Hidden Factory / Hidden Process

Published by Jeff Hajek on

A hidden factory is the set of undocumented and unstaffed processes that are done in an organization.

When you dive into a process, you will often find two methods of doing it. The first is the documented method, or the one described by the operator as what he or she does. This is often the method that is used for timing, and ultimately for planning the staffing and capacity of an operation.

Then there is the second process. It is the one that is done without realizing it, or in response to specific problems. This second process flies under the radar, so seldom has any attention, and almost never has appropriate resources.

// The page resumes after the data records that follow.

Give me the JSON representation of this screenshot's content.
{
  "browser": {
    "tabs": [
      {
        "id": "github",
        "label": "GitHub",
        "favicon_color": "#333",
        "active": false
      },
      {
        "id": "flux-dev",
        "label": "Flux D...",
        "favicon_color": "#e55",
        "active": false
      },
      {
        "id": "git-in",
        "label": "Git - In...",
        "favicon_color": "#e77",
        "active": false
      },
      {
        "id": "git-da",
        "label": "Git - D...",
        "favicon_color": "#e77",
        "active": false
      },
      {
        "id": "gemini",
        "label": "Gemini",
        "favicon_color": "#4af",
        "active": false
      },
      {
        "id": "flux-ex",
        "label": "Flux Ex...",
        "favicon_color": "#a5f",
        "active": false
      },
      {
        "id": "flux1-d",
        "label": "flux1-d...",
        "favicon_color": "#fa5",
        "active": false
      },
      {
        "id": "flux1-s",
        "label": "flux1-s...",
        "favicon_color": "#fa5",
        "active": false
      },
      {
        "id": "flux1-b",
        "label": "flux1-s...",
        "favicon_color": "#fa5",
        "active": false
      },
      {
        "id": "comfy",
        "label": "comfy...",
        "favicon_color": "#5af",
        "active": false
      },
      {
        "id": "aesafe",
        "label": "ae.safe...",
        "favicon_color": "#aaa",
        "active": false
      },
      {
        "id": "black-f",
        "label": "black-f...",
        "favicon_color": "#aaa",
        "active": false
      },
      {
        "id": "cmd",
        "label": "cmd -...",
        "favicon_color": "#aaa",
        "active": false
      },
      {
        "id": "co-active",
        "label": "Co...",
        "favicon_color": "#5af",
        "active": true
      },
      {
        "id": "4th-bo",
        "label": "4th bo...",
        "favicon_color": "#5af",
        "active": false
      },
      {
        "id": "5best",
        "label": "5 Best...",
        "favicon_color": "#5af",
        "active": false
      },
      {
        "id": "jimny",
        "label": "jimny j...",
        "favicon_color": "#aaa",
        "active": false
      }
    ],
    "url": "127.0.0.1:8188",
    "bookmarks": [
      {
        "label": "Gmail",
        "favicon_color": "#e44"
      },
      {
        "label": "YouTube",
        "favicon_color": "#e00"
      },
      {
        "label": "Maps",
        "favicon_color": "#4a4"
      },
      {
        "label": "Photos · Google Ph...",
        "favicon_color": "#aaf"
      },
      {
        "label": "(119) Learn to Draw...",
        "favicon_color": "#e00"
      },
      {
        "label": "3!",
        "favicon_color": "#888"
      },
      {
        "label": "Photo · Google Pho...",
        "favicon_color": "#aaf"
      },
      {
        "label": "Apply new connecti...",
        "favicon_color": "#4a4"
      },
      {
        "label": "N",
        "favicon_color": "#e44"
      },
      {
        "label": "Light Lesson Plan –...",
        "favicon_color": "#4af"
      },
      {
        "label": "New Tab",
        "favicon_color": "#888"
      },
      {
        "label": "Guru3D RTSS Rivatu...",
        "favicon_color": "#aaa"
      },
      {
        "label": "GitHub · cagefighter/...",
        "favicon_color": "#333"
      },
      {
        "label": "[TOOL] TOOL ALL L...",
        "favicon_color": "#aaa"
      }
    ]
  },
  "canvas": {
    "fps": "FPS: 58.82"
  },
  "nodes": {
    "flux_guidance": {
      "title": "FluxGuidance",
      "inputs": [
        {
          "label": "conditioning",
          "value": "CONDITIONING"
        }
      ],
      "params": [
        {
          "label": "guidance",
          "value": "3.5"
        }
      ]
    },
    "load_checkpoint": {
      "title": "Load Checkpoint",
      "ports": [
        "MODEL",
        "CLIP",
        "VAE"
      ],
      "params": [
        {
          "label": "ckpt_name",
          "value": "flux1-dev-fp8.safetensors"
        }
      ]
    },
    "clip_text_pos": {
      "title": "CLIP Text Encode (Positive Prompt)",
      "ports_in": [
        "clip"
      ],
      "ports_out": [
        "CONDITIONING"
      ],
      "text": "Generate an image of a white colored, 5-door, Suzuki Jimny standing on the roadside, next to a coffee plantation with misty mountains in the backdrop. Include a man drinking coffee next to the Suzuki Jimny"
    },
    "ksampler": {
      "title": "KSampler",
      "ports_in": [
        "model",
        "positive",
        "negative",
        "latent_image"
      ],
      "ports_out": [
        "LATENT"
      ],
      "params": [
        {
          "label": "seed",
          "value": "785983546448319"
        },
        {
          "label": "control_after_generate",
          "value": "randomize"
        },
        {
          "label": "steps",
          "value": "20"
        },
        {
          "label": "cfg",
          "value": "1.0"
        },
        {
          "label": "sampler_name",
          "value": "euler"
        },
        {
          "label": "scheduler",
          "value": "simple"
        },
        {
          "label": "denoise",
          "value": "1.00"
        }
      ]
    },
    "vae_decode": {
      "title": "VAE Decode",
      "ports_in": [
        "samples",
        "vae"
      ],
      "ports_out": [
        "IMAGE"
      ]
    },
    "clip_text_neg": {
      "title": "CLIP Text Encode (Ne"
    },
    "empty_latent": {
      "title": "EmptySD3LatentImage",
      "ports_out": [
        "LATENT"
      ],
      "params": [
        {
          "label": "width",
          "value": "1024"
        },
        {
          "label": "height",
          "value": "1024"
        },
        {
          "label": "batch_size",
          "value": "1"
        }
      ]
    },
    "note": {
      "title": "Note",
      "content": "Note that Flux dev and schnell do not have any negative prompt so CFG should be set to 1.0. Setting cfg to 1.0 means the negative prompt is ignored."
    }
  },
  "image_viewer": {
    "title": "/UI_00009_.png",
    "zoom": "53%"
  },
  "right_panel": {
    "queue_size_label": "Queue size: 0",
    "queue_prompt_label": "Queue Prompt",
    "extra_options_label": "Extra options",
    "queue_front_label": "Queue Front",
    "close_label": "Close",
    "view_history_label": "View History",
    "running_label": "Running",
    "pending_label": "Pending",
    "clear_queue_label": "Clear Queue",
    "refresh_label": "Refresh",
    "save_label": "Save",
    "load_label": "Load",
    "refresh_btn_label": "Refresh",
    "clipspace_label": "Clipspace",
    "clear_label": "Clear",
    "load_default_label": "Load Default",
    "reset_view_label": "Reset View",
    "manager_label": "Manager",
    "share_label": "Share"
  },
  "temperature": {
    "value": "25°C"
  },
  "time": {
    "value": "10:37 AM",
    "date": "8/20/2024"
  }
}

The big problem with hidden factories is that they are hard to see, hence the name. This means that they seldom get any continuous improvement focus on them.

Lean Terms Discussion

The first step to removing hidden factories is to bring them into the light. You can’t fix what you don’t acknowledge. Start off by looking at processes where the documented times don’t match up with actual recorded times. Processes rich in hidden factories will often have much higher cycle times than their standard work would indicate. Teams frequently working unexplained overtime also often indicates hidden factories.

Even with clues about where to start looking, though, finding hidden factories can be a challenge. In many cases, the process is so routine that nobody recognizes it as a problem. Or work may be done by a third party. An issue may occur with a customer, and a supervisor may handle the follow-up communications, making it transparent to the team’s output. A lead or supervisor may walk up and down the assembly line prepping materials for production.

The key to uncovering hidden factories is to have a separate set of eyes watch and document multiple cycles of a process. The repetition exposes intermittent problems, and the written list of steps provides something to compare existing work documents to. That helps open up operators’ eyes to all that they do without realizing it.

Hidden Factories in the Office

The term hidden factory would imply that this is not an office problem. Hidden processes in the office, though, are more prevalent than those on the shop floor. There are more branches to a process, so for each piece of work, there are more possible steps to complete it. This means that to do a 10-minute process on the shop floor, an operator needs to know about 10 minute’s worth of steps. But in the office, because of the number of permutations, he or she might need to know twice the work content, or more.

Think of answering a customer call. It might take 2 minutes of actual work, but if you added up all of the possible steps, the operator might need to know how to do ten times that amount of work. Consequently, the potential for hidden factories can be ten times as great as well.

A hidden factory in the office can be subtle. They include things like calling customers back to get correct addresses or smoothing over missed shipments.

Lean Terms Leader Notes

Never let an operator document a process from memory. Always have another operator observe, preferably more than once. This will prevent missing hidden factories, whether those that an operator does subconsciously, or the ones that are done intermittently.

Hidden factories are a thorn in your capacity planning side, because you probably don’t know about them, as the term “hidden” implies. This means that if you haven’t scrubbed your processes for the hidden steps, you are, most likely, short staffed in your operation.

If you decide to go after the hidden factories and bring them into the light, be prepared for a cost to it. It will not actually change anything—after all, the work was being done before. But it will force you to follow your Lean principles. For the intermittent problems, you’ll have to address how to handle them. If you choose to use andon lights, you’ll have to have resources available. If you add the steps to the process documentation, the official cycle time will climb. Both will likely require action. Try using continuous improvement to bring down the work content before adding headcount, though. You will often find that hidden factories stem from quality problems at upstream processes.